Um silêncio espesso tomou o lugar.
— Sim, eu estou namorando o Cauê Alencar. E não, vocês não têm nada a ver com a minha vida. Tive um ótimo relacionamento com o Rafael, e Deus sabe disso. Mas ele não está mais entre nós. E o que vocês pensam não muda o que eu sinto. Eu amei o Rafael até o último segundo, mas também tenho o direito de seguir em frente. Tenho o direito de amar de novo. Se isso agrada vocês ou não, não é problema meu. Eu não posso controlar o sentimento da nação azul e branca. Mas posso controlar o meu.
Devolveu o microfone nas mãos de Sérgio, sem dizer mais nada.
E saiu do Curral, com a cabeça erguida e o peito em chamas — não de vergonha, mas de dignidade.
***
Sabe quem deixou a dignidade de lado? Cauê Alencar. De joelhos no chão frio do escritório, o músico implorava por perdão com a voz trêmula, os olhos marejados e o orgulho esquecido em algum canto da alma. Ribeiro, presidente do Garantido, arregalou os olhos, surpreso com a cena inusitada. Estava acostumado a receber pedidos de aumento, mudanças de coreografia, até intrigas entre itens... mas aquilo?
— Levante-se, rapaz. Se recomponha. — Mandou, cerrando o cenho, sem esconder o desconforto.

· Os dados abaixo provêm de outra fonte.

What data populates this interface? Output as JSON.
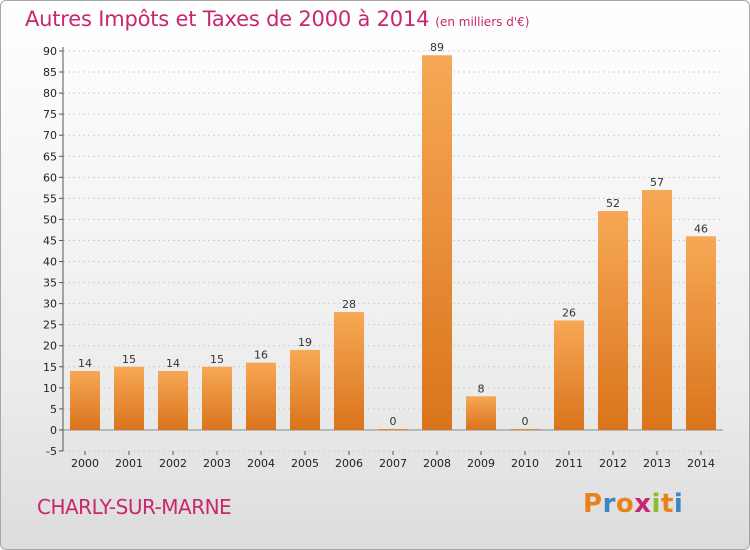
{
  "header": {
    "title": "Autres Impôts et Taxes de 2000 à 2014",
    "unit": "(en milliers d'€)"
  },
  "footer": {
    "location": "CHARLY-SUR-MARNE",
    "logo_letters": [
      "P",
      "r",
      "o",
      "x",
      "i",
      "t",
      "i"
    ],
    "logo_colors": [
      "#e8831a",
      "#3b86c6",
      "#e8831a",
      "#c8266e",
      "#8dbb2a",
      "#e8831a",
      "#3b86c6"
    ]
  },
  "colors": {
    "title": "#c8266e",
    "bar_light": "#f7a855",
    "bar_dark": "#d9741c",
    "grid": "#cfcfcf"
  },
  "chart_data": {
    "type": "bar",
    "title": "Autres Impôts et Taxes de 2000 à 2014",
    "xlabel": "",
    "ylabel": "",
    "categories": [
      "2000",
      "2001",
      "2002",
      "2003",
      "2004",
      "2005",
      "2006",
      "2007",
      "2008",
      "2009",
      "2010",
      "2011",
      "2012",
      "2013",
      "2014"
    ],
    "values": [
      14,
      15,
      14,
      15,
      16,
      19,
      28,
      0,
      89,
      8,
      0,
      26,
      52,
      57,
      46
    ],
    "ylim": [
      -5,
      90
    ],
    "yticks": [
      -5,
      0,
      5,
      10,
      15,
      20,
      25,
      30,
      35,
      40,
      45,
      50,
      55,
      60,
      65,
      70,
      75,
      80,
      85,
      90
    ],
    "grid": true,
    "legend": "none"
  }
}
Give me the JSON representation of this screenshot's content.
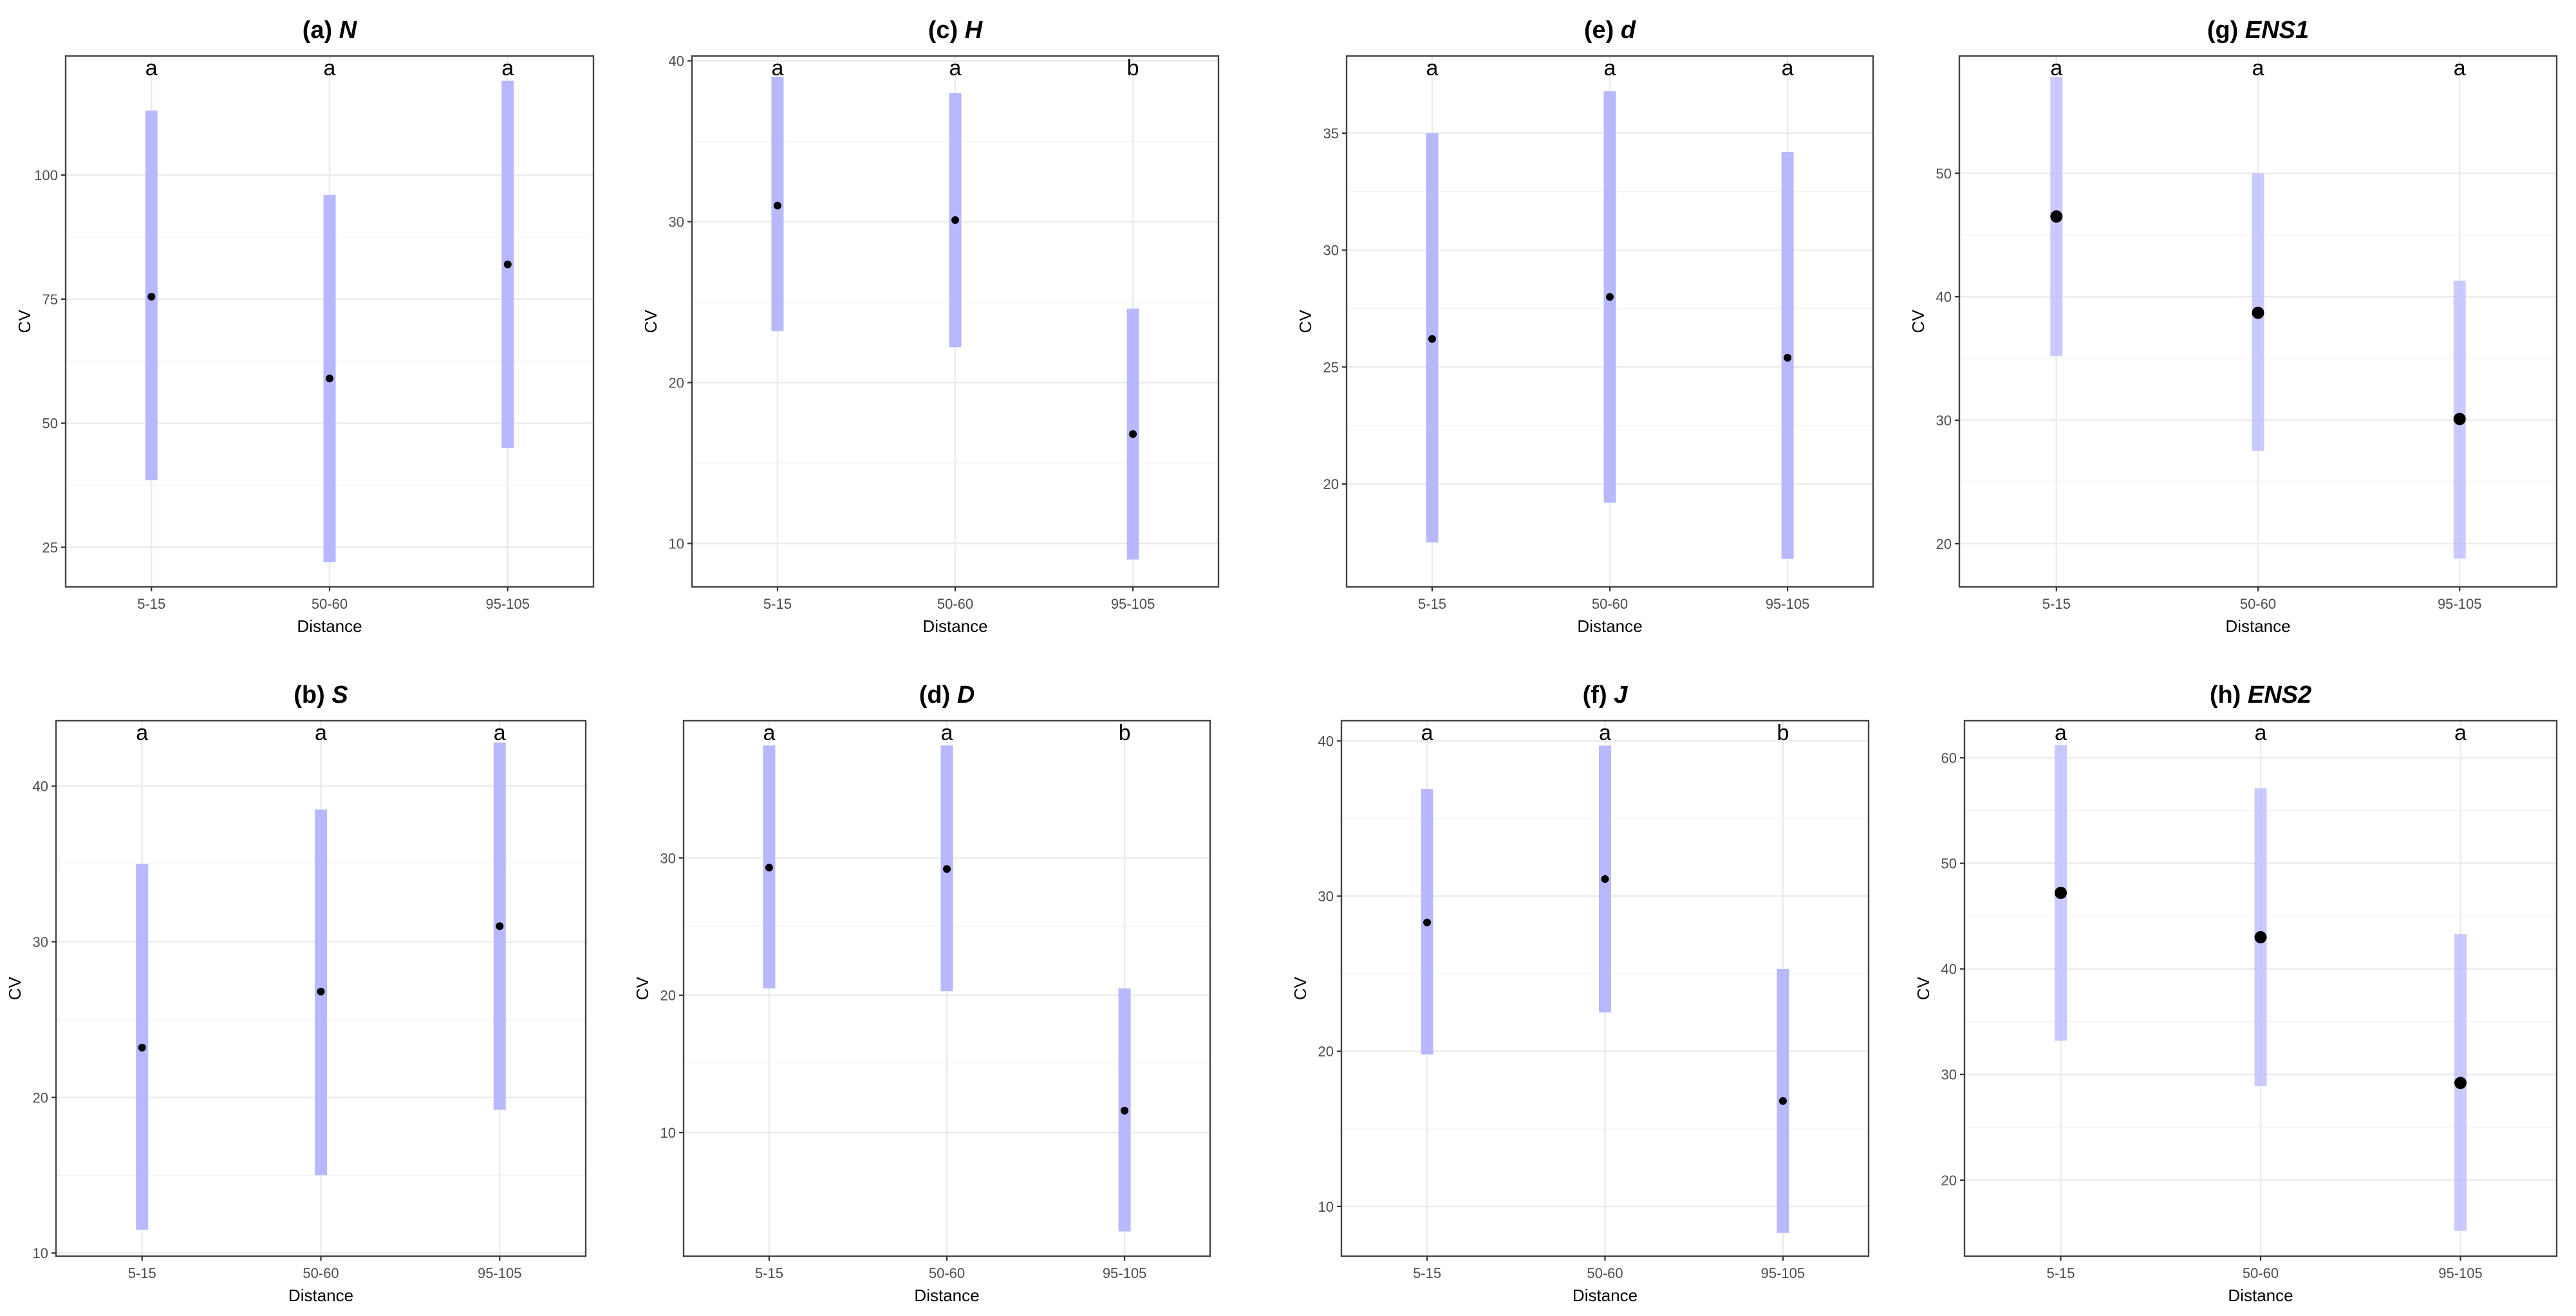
{
  "chart_data": [
    {
      "type": "pointrange",
      "panel": "a",
      "title_prefix": "(a) ",
      "title_var": "N",
      "xlabel": "Distance",
      "ylabel": "CV",
      "categories": [
        "5-15",
        "50-60",
        "95-105"
      ],
      "ylim": [
        17,
        124
      ],
      "yticks": [
        25,
        50,
        75,
        100
      ],
      "means": [
        75.5,
        59,
        82
      ],
      "lower": [
        38.5,
        22,
        45
      ],
      "upper": [
        113,
        96,
        119
      ],
      "letters": [
        "a",
        "a",
        "a"
      ],
      "point_style": "small"
    },
    {
      "type": "pointrange",
      "panel": "c",
      "title_prefix": "(c) ",
      "title_var": "H",
      "xlabel": "Distance",
      "ylabel": "CV",
      "categories": [
        "5-15",
        "50-60",
        "95-105"
      ],
      "ylim": [
        7.3,
        40.3
      ],
      "yticks": [
        10,
        20,
        30,
        40
      ],
      "means": [
        31,
        30.1,
        16.8
      ],
      "lower": [
        23.2,
        22.2,
        9
      ],
      "upper": [
        39,
        38,
        24.6
      ],
      "letters": [
        "a",
        "a",
        "b"
      ],
      "point_style": "small"
    },
    {
      "type": "pointrange",
      "panel": "e",
      "title_prefix": "(e) ",
      "title_var": "d",
      "xlabel": "Distance",
      "ylabel": "CV",
      "categories": [
        "5-15",
        "50-60",
        "95-105"
      ],
      "ylim": [
        15.6,
        38.3
      ],
      "yticks": [
        20,
        25,
        30,
        35
      ],
      "means": [
        26.2,
        28,
        25.4
      ],
      "lower": [
        17.5,
        19.2,
        16.8
      ],
      "upper": [
        35,
        36.8,
        34.2
      ],
      "letters": [
        "a",
        "a",
        "a"
      ],
      "point_style": "small"
    },
    {
      "type": "pointrange",
      "panel": "g",
      "title_prefix": "(g) ",
      "title_var": "ENS1",
      "xlabel": "Distance",
      "ylabel": "CV",
      "categories": [
        "5-15",
        "50-60",
        "95-105"
      ],
      "ylim": [
        16.5,
        59.5
      ],
      "yticks": [
        20,
        30,
        40,
        50
      ],
      "means": [
        46.5,
        38.7,
        30.1
      ],
      "lower": [
        35.2,
        27.5,
        18.8
      ],
      "upper": [
        57.8,
        50,
        41.3
      ],
      "letters": [
        "a",
        "a",
        "a"
      ],
      "point_style": "large"
    },
    {
      "type": "pointrange",
      "panel": "b",
      "title_prefix": "(b) ",
      "title_var": "S",
      "xlabel": "Distance",
      "ylabel": "CV",
      "categories": [
        "5-15",
        "50-60",
        "95-105"
      ],
      "ylim": [
        9.8,
        44.2
      ],
      "yticks": [
        10,
        20,
        30,
        40
      ],
      "means": [
        23.2,
        26.8,
        31
      ],
      "lower": [
        11.5,
        15,
        19.2
      ],
      "upper": [
        35,
        38.5,
        42.8
      ],
      "letters": [
        "a",
        "a",
        "a"
      ],
      "point_style": "small"
    },
    {
      "type": "pointrange",
      "panel": "d",
      "title_prefix": "(d) ",
      "title_var": "D",
      "xlabel": "Distance",
      "ylabel": "CV",
      "categories": [
        "5-15",
        "50-60",
        "95-105"
      ],
      "ylim": [
        1,
        40
      ],
      "yticks": [
        10,
        20,
        30
      ],
      "means": [
        29.3,
        29.2,
        11.6
      ],
      "lower": [
        20.5,
        20.3,
        2.8
      ],
      "upper": [
        38.2,
        38.2,
        20.5
      ],
      "letters": [
        "a",
        "a",
        "b"
      ],
      "point_style": "small"
    },
    {
      "type": "pointrange",
      "panel": "f",
      "title_prefix": "(f) ",
      "title_var": "J",
      "xlabel": "Distance",
      "ylabel": "CV",
      "categories": [
        "5-15",
        "50-60",
        "95-105"
      ],
      "ylim": [
        6.8,
        41.3
      ],
      "yticks": [
        10,
        20,
        30,
        40
      ],
      "means": [
        28.3,
        31.1,
        16.8
      ],
      "lower": [
        19.8,
        22.5,
        8.3
      ],
      "upper": [
        36.9,
        39.7,
        25.3
      ],
      "letters": [
        "a",
        "a",
        "b"
      ],
      "point_style": "small"
    },
    {
      "type": "pointrange",
      "panel": "h",
      "title_prefix": "(h) ",
      "title_var": "ENS2",
      "xlabel": "Distance",
      "ylabel": "CV",
      "categories": [
        "5-15",
        "50-60",
        "95-105"
      ],
      "ylim": [
        12.8,
        63.5
      ],
      "yticks": [
        20,
        30,
        40,
        50,
        60
      ],
      "means": [
        47.2,
        43,
        29.2
      ],
      "lower": [
        33.2,
        28.9,
        15.2
      ],
      "upper": [
        61.2,
        57.1,
        43.3
      ],
      "letters": [
        "a",
        "a",
        "a"
      ],
      "point_style": "large"
    }
  ],
  "colors": {
    "bar": "#b8b8ff",
    "point": "#000000",
    "grid": "#ebebeb",
    "frame": "#444444",
    "text": "#000000",
    "tick_text": "#4d4d4d"
  }
}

Cauê se ergueu devagar, limpando as mãos suadas na calça jeans. Tinha demorado muito para encontrar seu lugar. Vinha de uma trajetória incerta, cheia de dúvidas, até que a música nortista o acolheu como uma mãe que recebe um filho desgarrado. Ali, na batida do tambor e no som das toadas, ele se descobriu inteiro. E mais: se entregou de corpo e alma ao Boi Garantido, encantado pela força cultural e emocional daquele símbolo.
— Te demitir,quem falou isso? — Questionou Ribeiro, folheando alguns papéis sobre a mesa, ainda tentando entender a preocupação do jovem.
— A lógica. — Respondeu Cauê, baixo, com um meio sorriso triste.
— Rapaz, não te aperreia. Senta aí. — Ribeiro apontou para a cadeira à frente. — Tu sabia que hate também é audiência? As nossas redes sociais ganharam mais de 10 mil seguidores na última noite. Todo mundo quer saber quem é o músico que desafiou a tradição pra ficar com alguém do outro bumbá. Temos que surfar nesta pororoca.
Cauê franziu a testa.
— Surfar onde?
— Na pororoca que é o amor de vocês! — Exclamou Ribeiro, tirando os óculos com teatralidade e deixando escapar uma gargalhada debochada. — O William me contou que tu tá escrevendo uma toada. É sobre esse rapaz?
— Bem... acho que é. Mas... — Titubeou.
— Nada de "mas"! Quero essa toada no Festival. O Otaviano vai morrer! — Celebrou,, entre risos zombeteiros, referindo-se ao pai de Jonas.
Cauê tentou argumentar.
— Com todo respeito, senhor, o meu relacionamento é algo privado e...
— Privado? — Interrompeu Ribeiro, entregandoo celular na direção de Cau,ê. Na tela, o vídeo do beijo entre ele e Jonas se repetia em loop, compartilhado em centenas de perfis. — Isso aí já tá mais público que apito de árbitro no Bumbódromo.
O músico engoliu em seco.
— Rapaz, pense grande! Viralize! A equipe de mídia e assessoria vai cuidar de tudo. Juntos, vamos fazer uma tucupi dessa mandioca. — Declarou Ribeiro, com um sorriso visionário, como quem enxerga adiante da curva.
Cauê sentiu o coração apertar. Amar Jonas era simples. Amar Jonas em silêncio era um conforto. Mas transformar esse amor em melodia, se entregar em letra e voz para o mundo ouvir... era se despir por inteiro. Mais do que mostrar um namoro, seria expor sua alma. E essa ideia, ainda que tentadora, lhe causava um medo quase paralisante.
Mas também havia uma certeza: sua música era verdadeira. E, no fundo, talvez não houvesse pororoca mais forte do que aquela que nascia entre eles.